Neighborhood Health Liaison (Flushing)
The Setting
A neighborhood health hub near the Main Street LIRR station in Flushing. Lina is 19. She graduated with a strong background in health sciences and is working as a community navigator while completing prerequisites at night.
The Narrative
By 2030, the city has expanded neighborhood-based care to support its aging population. Lina’s role is to help residents navigate an increasingly digital and fragmented health system. Today, she is meeting with Mrs. Lin, a 78-year-old widow whose city health account has been locked due to a data mismatch between her insurance and her city ID.
Because of the error, Mrs. Lin has missed multiple cardiology appointments. The shuttle booking system now requires biometric verification, which she does not know how to use. The official process is to submit a ticket and wait forty-eight hours. But as they sit together, Lina notices that Mrs. Lin’s anxiety is escalating and her blood pressure, tracked on a wearable device, is rising.

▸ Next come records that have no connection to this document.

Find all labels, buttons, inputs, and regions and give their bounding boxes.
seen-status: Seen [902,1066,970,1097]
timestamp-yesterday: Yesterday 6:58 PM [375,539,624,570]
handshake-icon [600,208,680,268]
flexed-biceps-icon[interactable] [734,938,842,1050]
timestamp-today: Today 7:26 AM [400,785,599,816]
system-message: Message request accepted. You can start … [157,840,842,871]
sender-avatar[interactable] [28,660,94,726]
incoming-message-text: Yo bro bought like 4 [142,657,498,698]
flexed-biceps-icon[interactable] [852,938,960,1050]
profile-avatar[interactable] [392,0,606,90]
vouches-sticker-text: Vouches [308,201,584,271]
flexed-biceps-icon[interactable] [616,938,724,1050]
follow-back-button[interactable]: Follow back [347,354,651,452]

Lina has forty minutes before her next appointment. She must decide how to navigate multiple agency portals, negotiate with a call center agent using a script, and explain the situation to Mrs. Lin in a way that preserves her dignity and composure, all without formal authority to override the system.
Picture this...
Which Portrait of a Graduate competencies will benefit Lina in this situation?
What experiences already exist in your school that genuinely build those competencies?
What should we expect to see in every school if this work is real and available to all students?